Open to the public and held at the US Embassy’s American Center, the Czech-language lecture, “200,000 Refugees on Trains in Germany: Forgotten History,” covered the humanitarian work of American Jewish Joint Distribution Committee (AJDC) in postwar Czechoslovakia, highlighting the educational potential of knowledge of such events of the past for better understanding of the present.
The US Embassy asked Šmok to speak at the American Center after hearing about his presentations to teachers about the USC Shoah Foundation-produced Czech-language testimony exhibit about refugees. The presentation was a valuable opportunity for USC Shoah Foundation to connect with the embassy and reach a new audience.
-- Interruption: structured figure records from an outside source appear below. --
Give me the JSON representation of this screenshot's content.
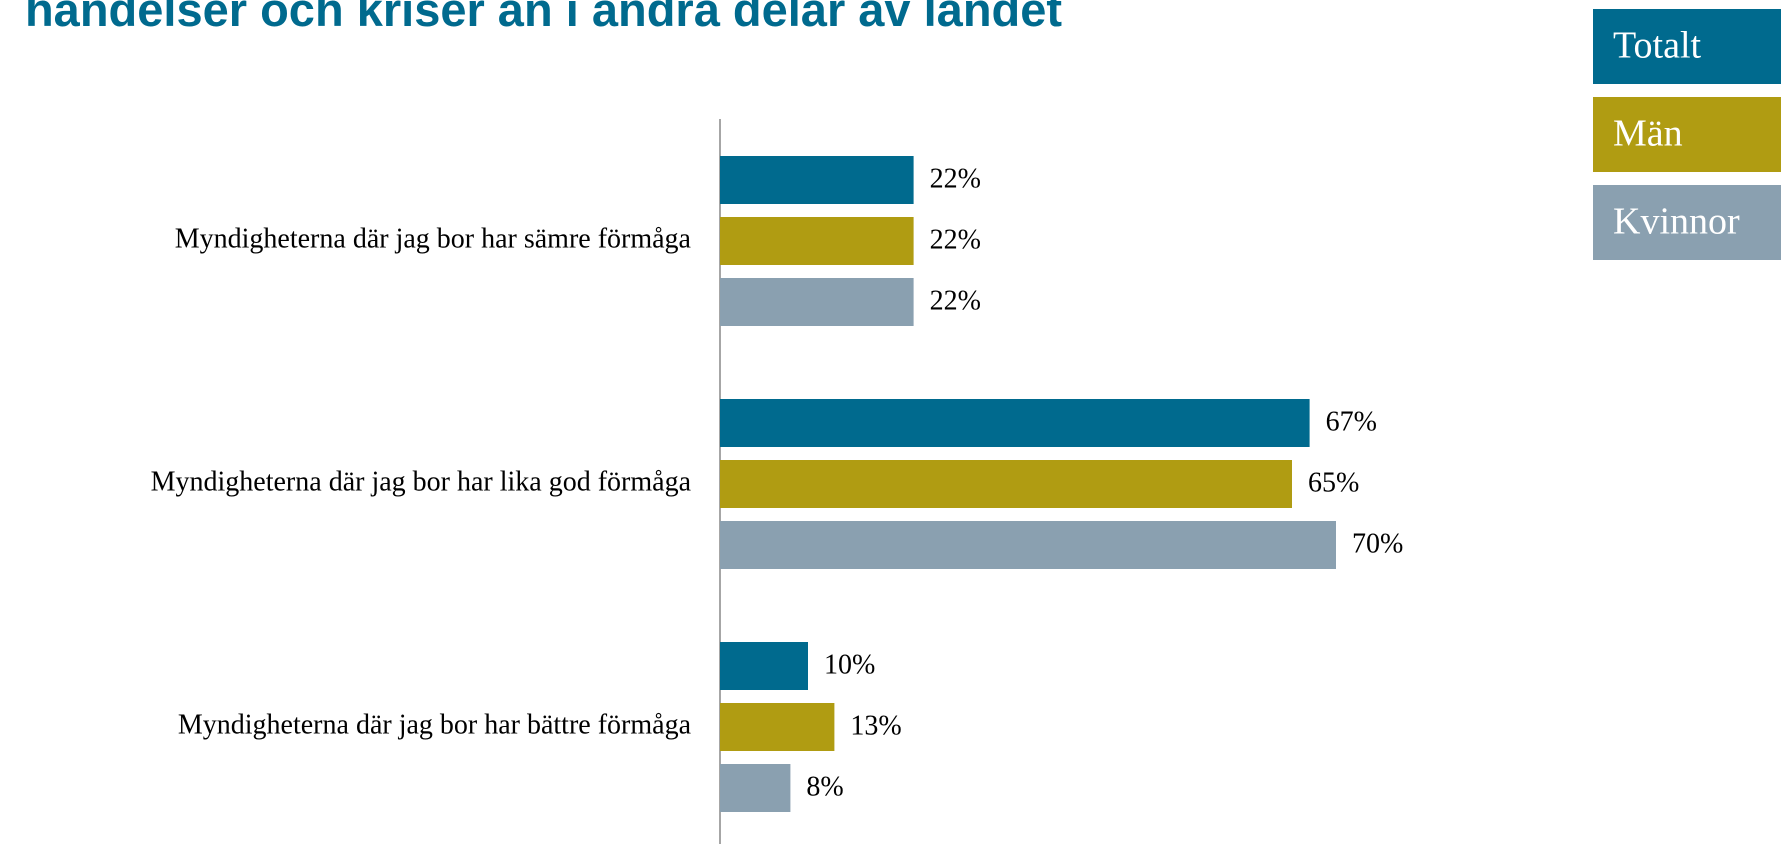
{
  "chart_data": {
    "type": "bar",
    "orientation": "horizontal",
    "title": "händelser och kriser än i andra delar av landet",
    "categories": [
      "Myndigheterna där jag bor har sämre förmåga",
      "Myndigheterna där jag bor har lika god förmåga",
      "Myndigheterna där jag bor har bättre förmåga"
    ],
    "series": [
      {
        "name": "Totalt",
        "color": "#006a8e",
        "values": [
          22,
          67,
          10
        ],
        "value_labels": [
          "22%",
          "67%",
          "10%"
        ]
      },
      {
        "name": "Män",
        "color": "#b09c12",
        "values": [
          22,
          65,
          13
        ],
        "value_labels": [
          "22%",
          "65%",
          "13%"
        ]
      },
      {
        "name": "Kvinnor",
        "color": "#8aa0b0",
        "values": [
          22,
          70,
          8
        ],
        "value_labels": [
          "22%",
          "70%",
          "8%"
        ]
      }
    ],
    "xlim": [
      0,
      100
    ],
    "legend": "top-right"
  }
}
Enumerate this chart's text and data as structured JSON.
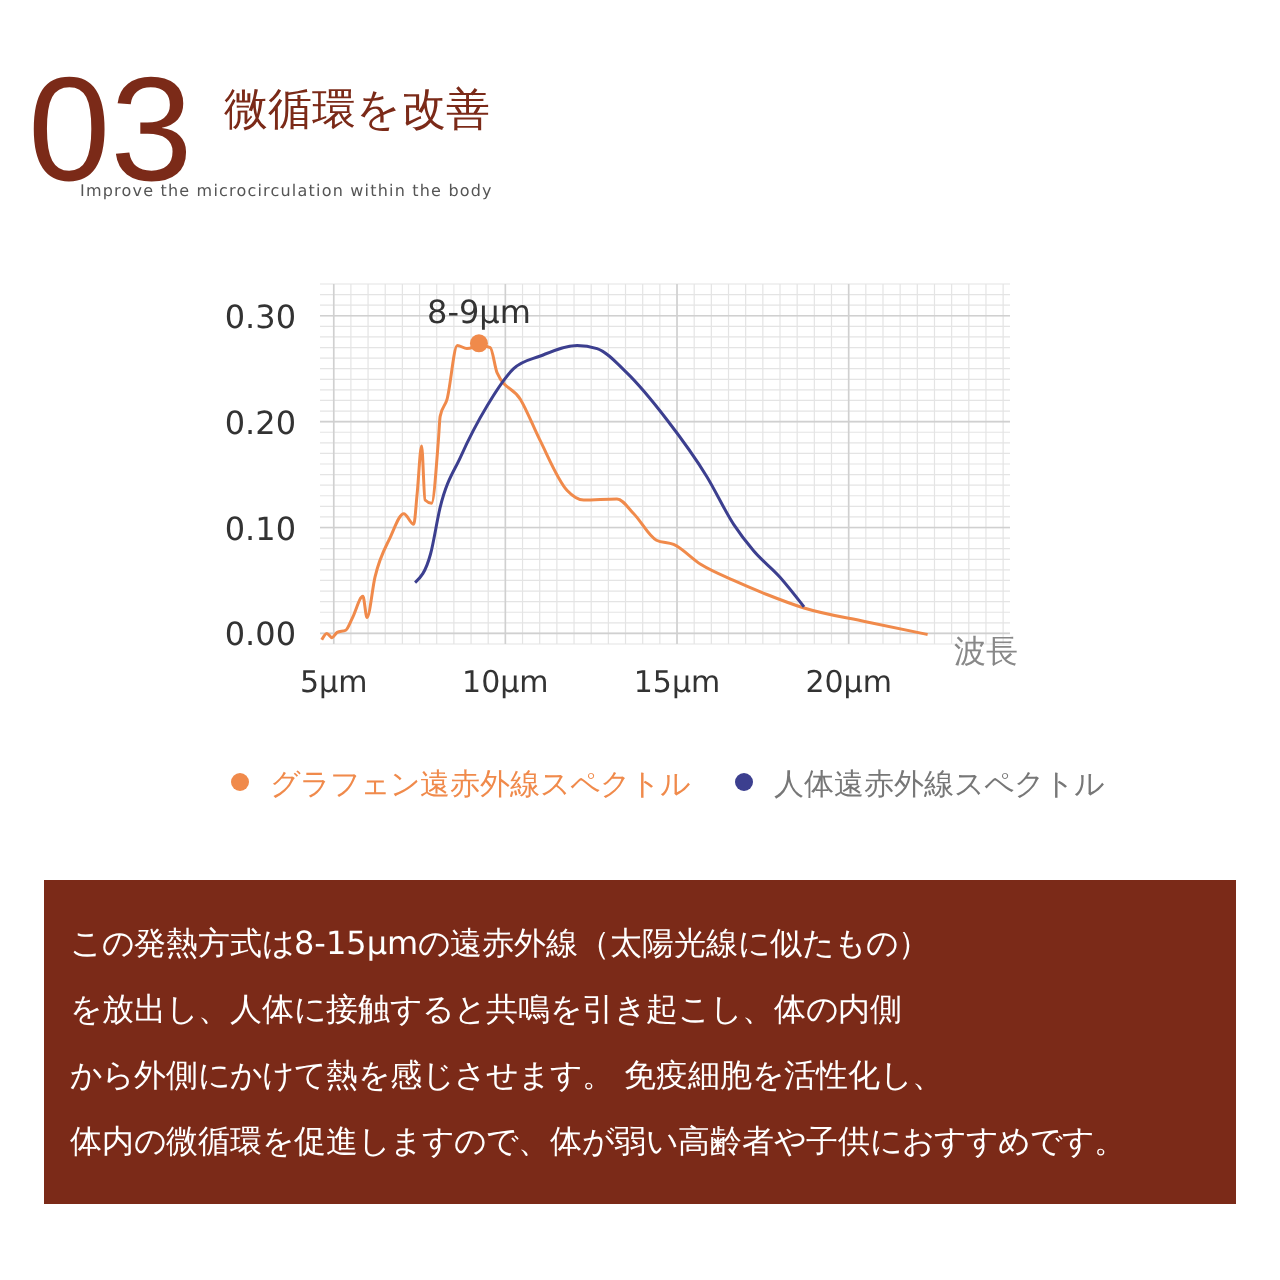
{
  "chart_data": {
    "type": "line",
    "title": "微循環を改善",
    "subtitle": "Improve the microcirculation within the body",
    "xlabel": "波長",
    "xlim": [
      4.6,
      24.7
    ],
    "ylim": [
      -0.01,
      0.33
    ],
    "xticks": [
      {
        "value": 5,
        "label": "5µm"
      },
      {
        "value": 10,
        "label": "10µm"
      },
      {
        "value": 15,
        "label": "15µm"
      },
      {
        "value": 20,
        "label": "20µm"
      }
    ],
    "yticks": [
      {
        "value": 0,
        "label": "0.00"
      },
      {
        "value": 0.1,
        "label": "0.10"
      },
      {
        "value": 0.2,
        "label": "0.20"
      },
      {
        "value": 0.3,
        "label": "0.30"
      }
    ],
    "grid": true,
    "legend": "bottom",
    "marker": "none",
    "line_style": "solid",
    "series": [
      {
        "name": "グラフェン遠赤外線スペクトル",
        "color": "#f08a4b",
        "x": [
          4.65,
          4.8,
          4.95,
          5.1,
          5.35,
          5.55,
          5.85,
          5.97,
          6.2,
          6.65,
          7.04,
          7.33,
          7.43,
          7.56,
          7.66,
          7.85,
          8.05,
          8.1,
          8.3,
          8.6,
          8.88,
          9.27,
          9.56,
          9.76,
          10.44,
          11.0,
          11.8,
          12.28,
          13.25,
          13.74,
          14.4,
          14.9,
          15.7,
          16.65,
          17.6,
          18.7,
          20.5,
          22.3
        ],
        "values": [
          -0.006,
          0.0,
          -0.004,
          0.001,
          0.003,
          0.015,
          0.035,
          0.015,
          0.053,
          0.091,
          0.113,
          0.103,
          0.132,
          0.177,
          0.126,
          0.123,
          0.183,
          0.205,
          0.221,
          0.272,
          0.269,
          0.272,
          0.27,
          0.246,
          0.221,
          0.183,
          0.135,
          0.126,
          0.127,
          0.113,
          0.088,
          0.084,
          0.065,
          0.05,
          0.037,
          0.024,
          0.011,
          -0.001
        ]
      },
      {
        "name": "人体遠赤外線スペクトル",
        "color": "#3c3f8f",
        "x": [
          7.37,
          7.82,
          8.1,
          8.7,
          9.47,
          10.24,
          11.02,
          12.09,
          12.67,
          13.54,
          14.7,
          15.87,
          16.65,
          17.23,
          18.0,
          18.7
        ],
        "values": [
          0.048,
          0.075,
          0.119,
          0.167,
          0.215,
          0.25,
          0.262,
          0.272,
          0.269,
          0.246,
          0.202,
          0.148,
          0.103,
          0.078,
          0.053,
          0.025
        ]
      }
    ],
    "annotations": [
      {
        "text": "8-9µm",
        "x": 9.23,
        "y": 0.274
      },
      "03",
      "この発熱方式は8-15μmの遠赤外線（太陽光線に似たもの）",
      "を放出し、人体に接触すると共鳴を引き起こし、体の内側",
      "から外側にかけて熱を感じさせます。 免疫細胞を活性化し、",
      "体内の微循環を促進しますので、体が弱い高齢者や子供におすすめです。"
    ]
  }
}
Šmok drew on archival material and testimony clips from the Visual History Archive of USC Shoah Foundation to discuss phenomena such as handling a major refugee wave, migrant resettlement and rehabilitation, social assistance to the needy and labeling all such humanitarian work as a subversive enemy, as well as propagandistic enemy constructs and their use and re-use by various political regimes.
He also presented post-World War II history of Jewish presence in Czechoslovakia from a unique angle of a continuous Czech bureaucratic attitude extending from the Austro-Hungarian times of World War I well into the 1950s.